Aclaran que sus otros proyectos laborales cada vez les ocupaban más tiempo y a partir de ahora se volcarán al 100 % en ellos: Renata tiene las famosas Cabañitas del Bosque de Outes. Sandra retomó el trabajo anterior con la empresa de arquitectura modular Addomo. Y Patri inició también nuevas andaduras. «Creemos que es el momento de cerrar y de darle un final merecido a Vainilla, en vez de seguir tirando del carro sin estar plenamente involucradas. Dejamos aquí clientas que confiaron en nosotras para vestirlas en los momentos más especiales de sus vidas, algunas se convirtieron luego en amigas, y una marca que sigue siendo referencia. No queríamos irnos dando mala imagen y, aunque lo anunciamos en el último mes, es algo meditado», subrayan.

Con todo, «estos días en la tienda están siendo difíciles», dice la mayor de las Liñares, quien tiene la sensación de «estar cerrando una etapa súper bonita». «Vainilla me acompañó en una época preciosa de mi vida, aunque también fue el lugar donde lloramos la pérdida de nuestra abuela, que para Patri y para mí era como nuestra segunda madre. Estaba aquí cuando me dijeron que se había roto la cadera con 99 años y a los dos meses falleció. Vainilla simboliza para mí la madurez como madre, como mujer y amiga», añade. 

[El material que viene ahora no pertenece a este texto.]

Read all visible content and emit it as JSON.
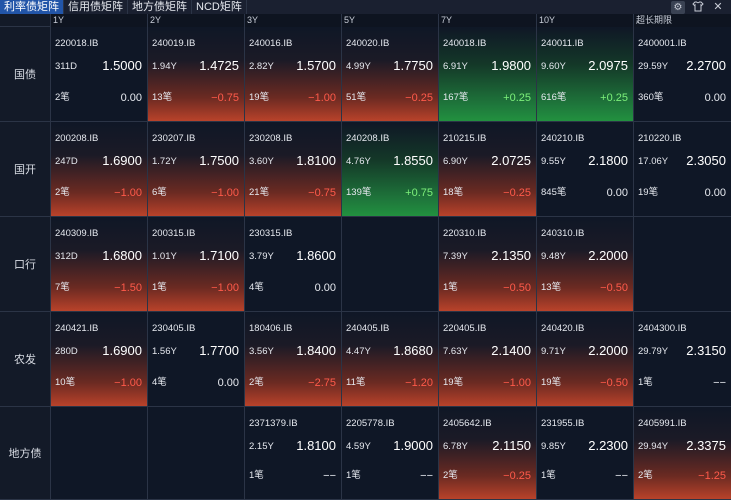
{
  "tabs": [
    {
      "label": "利率债矩阵",
      "active": true
    },
    {
      "label": "信用债矩阵",
      "active": false
    },
    {
      "label": "地方债矩阵",
      "active": false
    },
    {
      "label": "NCD矩阵",
      "active": false
    }
  ],
  "columns": [
    "1Y",
    "2Y",
    "3Y",
    "5Y",
    "7Y",
    "10Y",
    "超长期限"
  ],
  "rows": [
    {
      "label": "国债",
      "cells": [
        {
          "code": "220018.IB",
          "term": "311D",
          "yield": "1.5000",
          "count": "2笔",
          "change": "0.00",
          "style": "neutral",
          "sign": "zero"
        },
        {
          "code": "240019.IB",
          "term": "1.94Y",
          "yield": "1.4725",
          "count": "13笔",
          "change": "−0.75",
          "style": "red",
          "sign": "neg"
        },
        {
          "code": "240016.IB",
          "term": "2.82Y",
          "yield": "1.5700",
          "count": "19笔",
          "change": "−1.00",
          "style": "red",
          "sign": "neg"
        },
        {
          "code": "240020.IB",
          "term": "4.99Y",
          "yield": "1.7750",
          "count": "51笔",
          "change": "−0.25",
          "style": "red",
          "sign": "neg"
        },
        {
          "code": "240018.IB",
          "term": "6.91Y",
          "yield": "1.9800",
          "count": "167笔",
          "change": "+0.25",
          "style": "green",
          "sign": "pos"
        },
        {
          "code": "240011.IB",
          "term": "9.60Y",
          "yield": "2.0975",
          "count": "616笔",
          "change": "+0.25",
          "style": "green",
          "sign": "pos"
        },
        {
          "code": "2400001.IB",
          "term": "29.59Y",
          "yield": "2.2700",
          "count": "360笔",
          "change": "0.00",
          "style": "neutral",
          "sign": "zero"
        }
      ]
    },
    {
      "label": "国开",
      "cells": [
        {
          "code": "200208.IB",
          "term": "247D",
          "yield": "1.6900",
          "count": "2笔",
          "change": "−1.00",
          "style": "red",
          "sign": "neg"
        },
        {
          "code": "230207.IB",
          "term": "1.72Y",
          "yield": "1.7500",
          "count": "6笔",
          "change": "−1.00",
          "style": "red",
          "sign": "neg"
        },
        {
          "code": "230208.IB",
          "term": "3.60Y",
          "yield": "1.8100",
          "count": "21笔",
          "change": "−0.75",
          "style": "red",
          "sign": "neg"
        },
        {
          "code": "240208.IB",
          "term": "4.76Y",
          "yield": "1.8550",
          "count": "139笔",
          "change": "+0.75",
          "style": "green",
          "sign": "pos"
        },
        {
          "code": "210215.IB",
          "term": "6.90Y",
          "yield": "2.0725",
          "count": "18笔",
          "change": "−0.25",
          "style": "red",
          "sign": "neg"
        },
        {
          "code": "240210.IB",
          "term": "9.55Y",
          "yield": "2.1800",
          "count": "845笔",
          "change": "0.00",
          "style": "neutral",
          "sign": "zero"
        },
        {
          "code": "210220.IB",
          "term": "17.06Y",
          "yield": "2.3050",
          "count": "19笔",
          "change": "0.00",
          "style": "neutral",
          "sign": "zero"
        }
      ]
    },
    {
      "label": "口行",
      "cells": [
        {
          "code": "240309.IB",
          "term": "312D",
          "yield": "1.6800",
          "count": "7笔",
          "change": "−1.50",
          "style": "red",
          "sign": "neg"
        },
        {
          "code": "200315.IB",
          "term": "1.01Y",
          "yield": "1.7100",
          "count": "1笔",
          "change": "−1.00",
          "style": "red",
          "sign": "neg"
        },
        {
          "code": "230315.IB",
          "term": "3.79Y",
          "yield": "1.8600",
          "count": "4笔",
          "change": "0.00",
          "style": "neutral",
          "sign": "zero"
        },
        null,
        {
          "code": "220310.IB",
          "term": "7.39Y",
          "yield": "2.1350",
          "count": "1笔",
          "change": "−0.50",
          "style": "red",
          "sign": "neg"
        },
        {
          "code": "240310.IB",
          "term": "9.48Y",
          "yield": "2.2000",
          "count": "13笔",
          "change": "−0.50",
          "style": "red",
          "sign": "neg"
        },
        null
      ]
    },
    {
      "label": "农发",
      "cells": [
        {
          "code": "240421.IB",
          "term": "280D",
          "yield": "1.6900",
          "count": "10笔",
          "change": "−1.00",
          "style": "red",
          "sign": "neg"
        },
        {
          "code": "230405.IB",
          "term": "1.56Y",
          "yield": "1.7700",
          "count": "4笔",
          "change": "0.00",
          "style": "neutral",
          "sign": "zero"
        },
        {
          "code": "180406.IB",
          "term": "3.56Y",
          "yield": "1.8400",
          "count": "2笔",
          "change": "−2.75",
          "style": "red",
          "sign": "neg"
        },
        {
          "code": "240405.IB",
          "term": "4.47Y",
          "yield": "1.8680",
          "count": "11笔",
          "change": "−1.20",
          "style": "red",
          "sign": "neg"
        },
        {
          "code": "220405.IB",
          "term": "7.63Y",
          "yield": "2.1400",
          "count": "19笔",
          "change": "−1.00",
          "style": "red",
          "sign": "neg"
        },
        {
          "code": "240420.IB",
          "term": "9.71Y",
          "yield": "2.2000",
          "count": "19笔",
          "change": "−0.50",
          "style": "red",
          "sign": "neg"
        },
        {
          "code": "2404300.IB",
          "term": "29.79Y",
          "yield": "2.3150",
          "count": "1笔",
          "change": "−−",
          "style": "neutral",
          "sign": "dash"
        }
      ]
    },
    {
      "label": "地方债",
      "cells": [
        null,
        null,
        {
          "code": "2371379.IB",
          "term": "2.15Y",
          "yield": "1.8100",
          "count": "1笔",
          "change": "−−",
          "style": "neutral",
          "sign": "dash"
        },
        {
          "code": "2205778.IB",
          "term": "4.59Y",
          "yield": "1.9000",
          "count": "1笔",
          "change": "−−",
          "style": "neutral",
          "sign": "dash"
        },
        {
          "code": "2405642.IB",
          "term": "6.78Y",
          "yield": "2.1150",
          "count": "2笔",
          "change": "−0.25",
          "style": "red",
          "sign": "neg"
        },
        {
          "code": "231955.IB",
          "term": "9.85Y",
          "yield": "2.2300",
          "count": "1笔",
          "change": "−−",
          "style": "neutral",
          "sign": "dash"
        },
        {
          "code": "2405991.IB",
          "term": "29.94Y",
          "yield": "2.3375",
          "count": "2笔",
          "change": "−1.25",
          "style": "red",
          "sign": "neg"
        }
      ]
    }
  ],
  "icons": {
    "settings": "gear-icon",
    "shirt": "theme-icon",
    "close": "close-icon"
  }
}
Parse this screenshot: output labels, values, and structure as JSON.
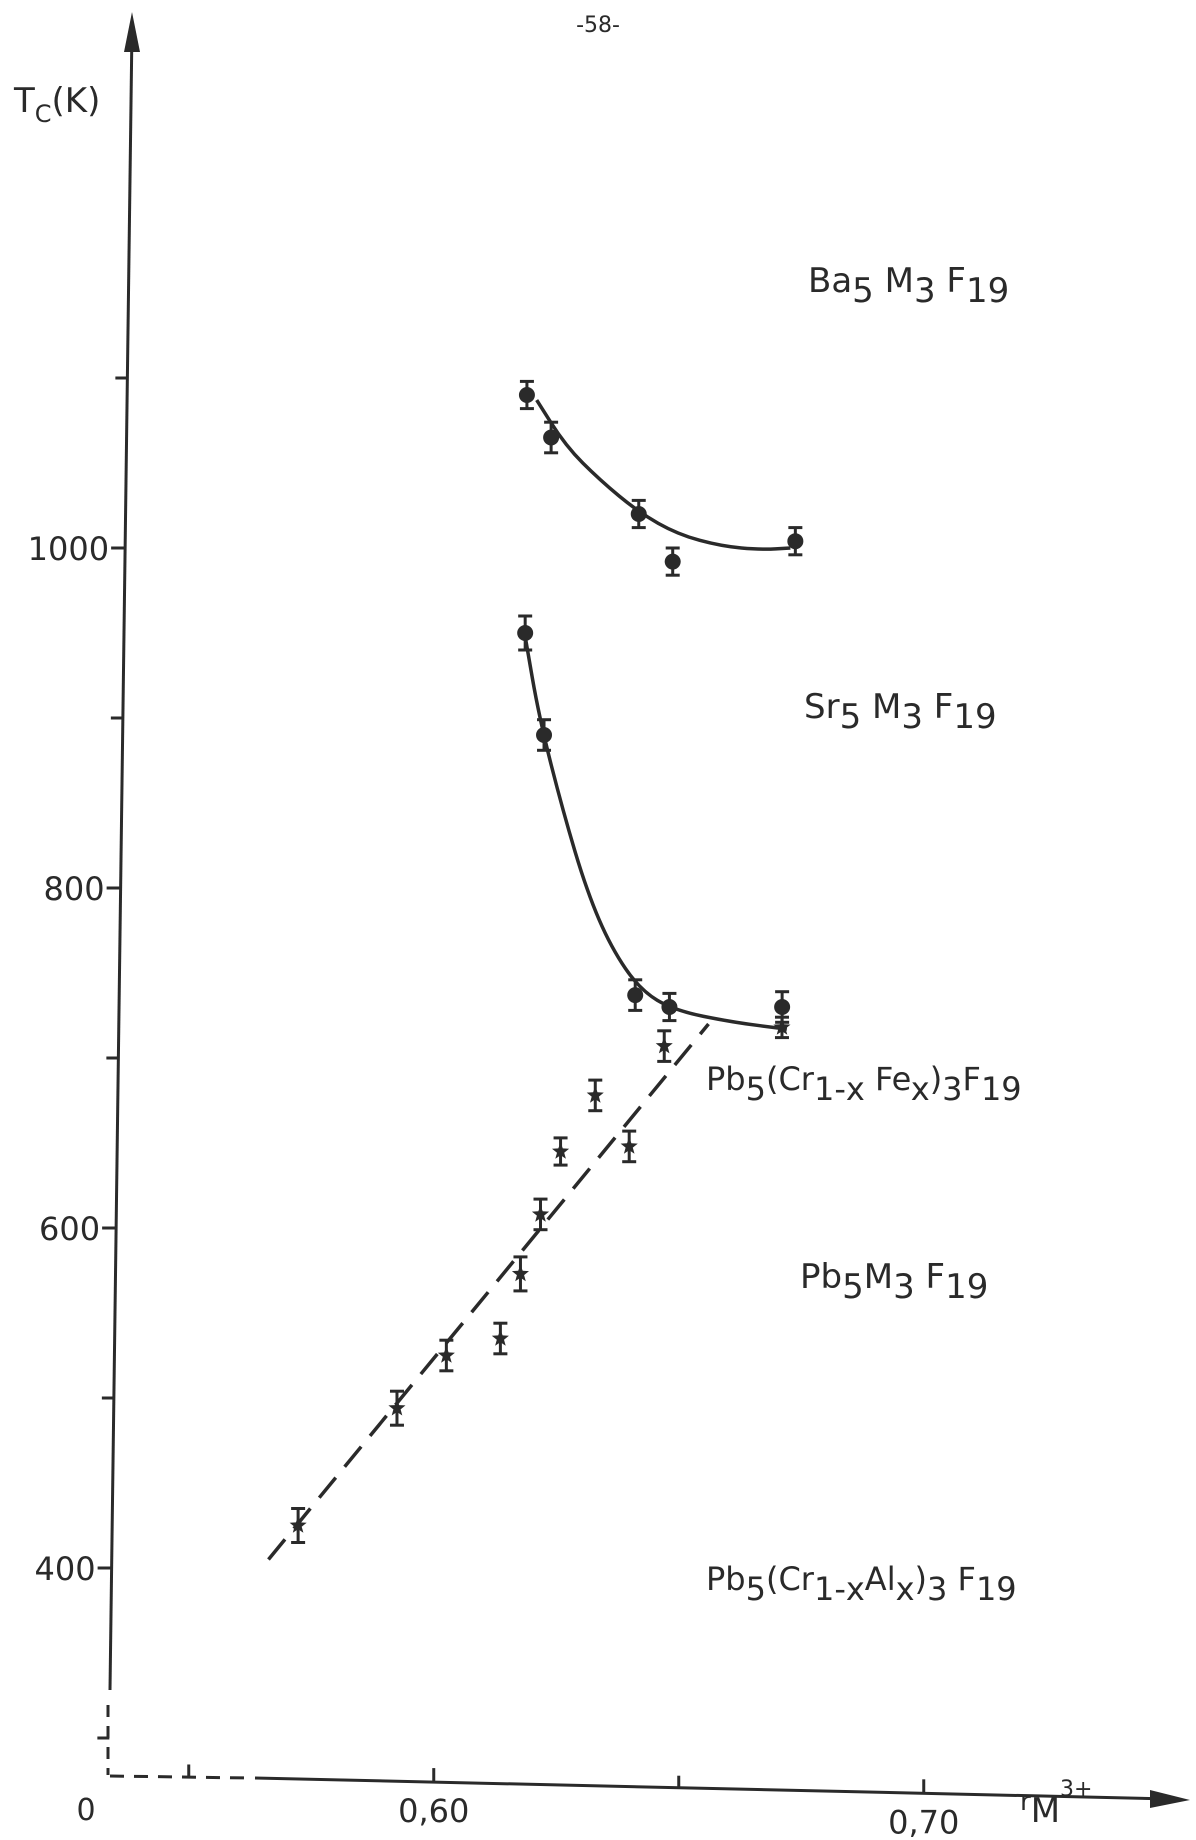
{
  "page": {
    "page_number": "-58-"
  },
  "chart_data": {
    "type": "scatter",
    "title": "",
    "x_label": {
      "main": "r",
      "sub": "M",
      "sup": "3+"
    },
    "y_label": {
      "main": "T",
      "sub": "C",
      "unit": "(K)"
    },
    "x_ticks": [
      {
        "value": 0.6,
        "label": "0,60"
      },
      {
        "value": 0.7,
        "label": "0,70"
      }
    ],
    "x_minor_ticks": [
      0.55,
      0.65
    ],
    "y_ticks": [
      {
        "value": 400,
        "label": "400"
      },
      {
        "value": 600,
        "label": "600"
      },
      {
        "value": 800,
        "label": "800"
      },
      {
        "value": 1000,
        "label": "1000"
      }
    ],
    "y_minor_ticks": [
      300,
      500,
      700,
      900,
      1100
    ],
    "origin_label": "0",
    "axis_break": "dashed axes between origin and start of scale",
    "xlim_real": [
      0.532,
      0.7
    ],
    "ylim_real": [
      255,
      1110
    ],
    "series": [
      {
        "name": "Ba5M3F19",
        "marker": "circle",
        "fit": "curve",
        "points": [
          {
            "x": 0.617,
            "y": 1090,
            "err": 8
          },
          {
            "x": 0.622,
            "y": 1065,
            "err": 9
          },
          {
            "x": 0.64,
            "y": 1020,
            "err": 8
          },
          {
            "x": 0.647,
            "y": 992,
            "err": 8
          },
          {
            "x": 0.672,
            "y": 1004,
            "err": 8
          }
        ],
        "curve": [
          {
            "x": 0.619,
            "y": 1087
          },
          {
            "x": 0.625,
            "y": 1060
          },
          {
            "x": 0.632,
            "y": 1040
          },
          {
            "x": 0.64,
            "y": 1021
          },
          {
            "x": 0.648,
            "y": 1008
          },
          {
            "x": 0.657,
            "y": 1001
          },
          {
            "x": 0.665,
            "y": 999
          },
          {
            "x": 0.671,
            "y": 1000
          }
        ]
      },
      {
        "name": "Sr5M3F19",
        "marker": "circle",
        "fit": "curve",
        "points": [
          {
            "x": 0.617,
            "y": 950,
            "err": 10
          },
          {
            "x": 0.621,
            "y": 890,
            "err": 9
          },
          {
            "x": 0.64,
            "y": 737,
            "err": 9
          },
          {
            "x": 0.647,
            "y": 730,
            "err": 8
          },
          {
            "x": 0.67,
            "y": 730,
            "err": 9
          }
        ],
        "curve": [
          {
            "x": 0.617,
            "y": 948
          },
          {
            "x": 0.62,
            "y": 900
          },
          {
            "x": 0.625,
            "y": 845
          },
          {
            "x": 0.63,
            "y": 798
          },
          {
            "x": 0.635,
            "y": 765
          },
          {
            "x": 0.641,
            "y": 740
          },
          {
            "x": 0.648,
            "y": 728
          },
          {
            "x": 0.66,
            "y": 721
          },
          {
            "x": 0.671,
            "y": 717
          }
        ]
      },
      {
        "name": "Pb5(Cr1-xFex)3F19",
        "marker": "star",
        "points": [
          {
            "x": 0.625,
            "y": 645,
            "err": 8
          },
          {
            "x": 0.632,
            "y": 678,
            "err": 9
          },
          {
            "x": 0.639,
            "y": 648,
            "err": 9
          },
          {
            "x": 0.646,
            "y": 707,
            "err": 9
          },
          {
            "x": 0.67,
            "y": 718,
            "err": 6
          }
        ]
      },
      {
        "name": "Pb5M3F19",
        "marker": "star",
        "points": [
          {
            "x": 0.617,
            "y": 573,
            "err": 10
          },
          {
            "x": 0.621,
            "y": 608,
            "err": 9
          }
        ]
      },
      {
        "name": "Pb5(Cr1-xAlx)3F19",
        "marker": "star",
        "points": [
          {
            "x": 0.572,
            "y": 425,
            "err": 10
          },
          {
            "x": 0.592,
            "y": 494,
            "err": 10
          },
          {
            "x": 0.602,
            "y": 525,
            "err": 9
          },
          {
            "x": 0.613,
            "y": 535,
            "err": 9
          }
        ]
      }
    ],
    "dashed_fit_line": {
      "from": {
        "x": 0.566,
        "y": 405
      },
      "to": {
        "x": 0.655,
        "y": 720
      }
    },
    "annotations": [
      {
        "series": "Ba5M3F19",
        "base": "Ba",
        "sub1": "5",
        "mid": " M",
        "sub2": "3",
        "tail": " F",
        "sub3": "19"
      },
      {
        "series": "Sr5M3F19",
        "base": "Sr",
        "sub1": "5",
        "mid": " M",
        "sub2": "3",
        "tail": " F",
        "sub3": "19"
      },
      {
        "series": "Pb5(Cr1-xFex)3F19",
        "base": "Pb",
        "sub1": "5",
        "mid": "(Cr",
        "sub2": "1-x",
        "tail": " Fe",
        "sub3": "x",
        "tail2": ")",
        "sub4": "3",
        "tail3": "F",
        "sub5": "19"
      },
      {
        "series": "Pb5M3F19",
        "base": "Pb",
        "sub1": "5",
        "mid": "M",
        "sub2": "3",
        "tail": " F",
        "sub3": "19"
      },
      {
        "series": "Pb5(Cr1-xAlx)3F19",
        "base": "Pb",
        "sub1": "5",
        "mid": "(Cr",
        "sub2": "1-x",
        "tail": "Al",
        "sub3": "x",
        "tail2": ")",
        "sub4": "3",
        "tail3": " F",
        "sub5": "19"
      }
    ],
    "colors": {
      "ink": "#2a2a2a",
      "background": "#ffffff"
    }
  }
}
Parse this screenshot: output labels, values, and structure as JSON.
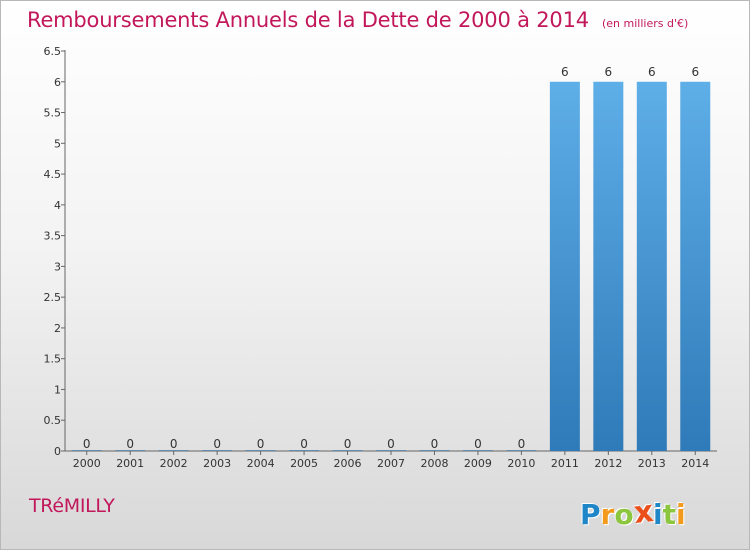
{
  "header": {
    "title": "Remboursements Annuels de la Dette de 2000 à 2014",
    "unit": "(en milliers d'€)"
  },
  "footer": {
    "commune": "TRéMILLY"
  },
  "brand": {
    "name": "Proxiti",
    "letters": [
      {
        "char": "P",
        "color": "#1f86c8"
      },
      {
        "char": "r",
        "color": "#f39a1d"
      },
      {
        "char": "o",
        "color": "#8cc63f"
      },
      {
        "char": "x",
        "color": "#e94e1b"
      },
      {
        "char": "i",
        "color": "#1f86c8"
      },
      {
        "char": "t",
        "color": "#8cc63f"
      },
      {
        "char": "i",
        "color": "#f39a1d"
      }
    ]
  },
  "colors": {
    "bar_top": "#5eaee8",
    "bar_bottom": "#2f7ab8",
    "axis": "#666666",
    "tick_text": "#333333",
    "label_text": "#333333"
  },
  "chart_data": {
    "type": "bar",
    "title": "Remboursements Annuels de la Dette de 2000 à 2014",
    "subtitle": "(en milliers d'€)",
    "xlabel": "",
    "ylabel": "",
    "categories": [
      "2000",
      "2001",
      "2002",
      "2003",
      "2004",
      "2005",
      "2006",
      "2007",
      "2008",
      "2009",
      "2010",
      "2011",
      "2012",
      "2013",
      "2014"
    ],
    "values": [
      0,
      0,
      0,
      0,
      0,
      0,
      0,
      0,
      0,
      0,
      0,
      6,
      6,
      6,
      6
    ],
    "data_labels": [
      "0",
      "0",
      "0",
      "0",
      "0",
      "0",
      "0",
      "0",
      "0",
      "0",
      "0",
      "6",
      "6",
      "6",
      "6"
    ],
    "ylim": [
      0,
      6.5
    ],
    "y_ticks": [
      0,
      0.5,
      1,
      1.5,
      2,
      2.5,
      3,
      3.5,
      4,
      4.5,
      5,
      5.5,
      6,
      6.5
    ],
    "y_tick_labels": [
      "0",
      "0.5",
      "1",
      "1.5",
      "2",
      "2.5",
      "3",
      "3.5",
      "4",
      "4.5",
      "5",
      "5.5",
      "6",
      "6.5"
    ],
    "grid": false,
    "legend": "none"
  }
}
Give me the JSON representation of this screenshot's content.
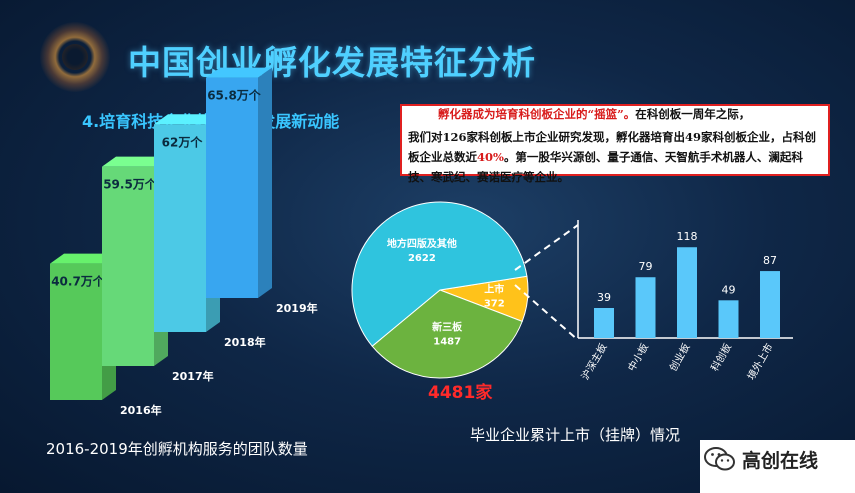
{
  "title": "中国创业孵化发展特征分析",
  "subtitle": "4.培育科技企业壮大经济发展新动能",
  "callout": {
    "line1_red": "孵化器成为培育科创板企业的“摇篮”。",
    "line1_black": "在科创板一周年之际，",
    "body_a": "我们对126家科创板上市企业研究发现，孵化器培育出49家科创板企业，占科创板企业总数近",
    "body_red": "40%",
    "body_b": "。第一股华兴源创、量子通信、天智航手术机器人、澜起科技、寒武纪、赛诺医疗等企业。"
  },
  "footer_left": "2016-2019年创孵机构服务的团队数量",
  "footer_right": "毕业企业累计上市（挂牌）情况",
  "total_label": "4481家",
  "brand": {
    "name": "高创在线",
    "icon": "wechat-icon"
  },
  "colors": {
    "accent": "#4fd0ff",
    "red": "#e02020",
    "bar": "#5ac8fa"
  },
  "chart_data": [
    {
      "type": "bar",
      "style": "3d-columns",
      "categories": [
        "2016年",
        "2017年",
        "2018年",
        "2019年"
      ],
      "value_labels": [
        "40.7万个",
        "59.5万个",
        "62万个",
        "65.8万个"
      ],
      "values": [
        40.7,
        59.5,
        62,
        65.8
      ],
      "unit": "万个",
      "colors": [
        "#56c95a",
        "#66d978",
        "#4cc9e6",
        "#38a6f0"
      ]
    },
    {
      "type": "pie",
      "slices": [
        {
          "label": "地方四版及其他",
          "value": 2622,
          "color": "#2fc4de"
        },
        {
          "label": "上市",
          "value": 372,
          "color": "#ffc21a"
        },
        {
          "label": "新三板",
          "value": 1487,
          "color": "#6cb33f"
        }
      ],
      "total": "4481家"
    },
    {
      "type": "bar",
      "categories": [
        "沪深主板",
        "中小板",
        "创业板",
        "科创板",
        "境外上市"
      ],
      "values": [
        39,
        79,
        118,
        49,
        87
      ],
      "ylim": [
        0,
        130
      ],
      "color": "#5ac8fa"
    }
  ]
}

Renata, por su parte, siente también esa mezcla de felicidad por todo lo conseguido y un punto de nostalgia, incluso de «pena y vacío», dice. Ella, que se encargaba de la gestión de las redes sociales y tenía que conocer el stock al dedillo, confiesa que va a echar en falta lo que ya se había convertido en una rutina en su vida y «en cada despedida siento ese nudo en el estómago y me entran las ganas de llorar». Dice que Vainilla y Chocolate les enseño mucho a nivel empresarial a las tres y le deben gran parte de lo que son hoy a nivel laboral: «Aquí aprendimos un montón. Yo tengo otra empresa que es mucho más grande, con 50 empleados, pero este proyecto me ayudó muchísimo a dirigir el otro, que es más exigente y no tengo la suerte de codirigir como aquí. El aprendizaje que me llevo de este no lo olvidaré en la vida».

«Nos sentimos muy, muy, agradecidas con toda la gente que nos ha apoyado a lo largo de estos años, que ha invertido en el comercio local y ha confiado en nosotras», subrayan, al tiempo que hacen un llamamiento para que seguir apostando por el pequeño comercio y el trato cercano que da a todos los niveles. «El fundamental invertir en las familias del pueblo, en la calidad y en el cariño», concluyen.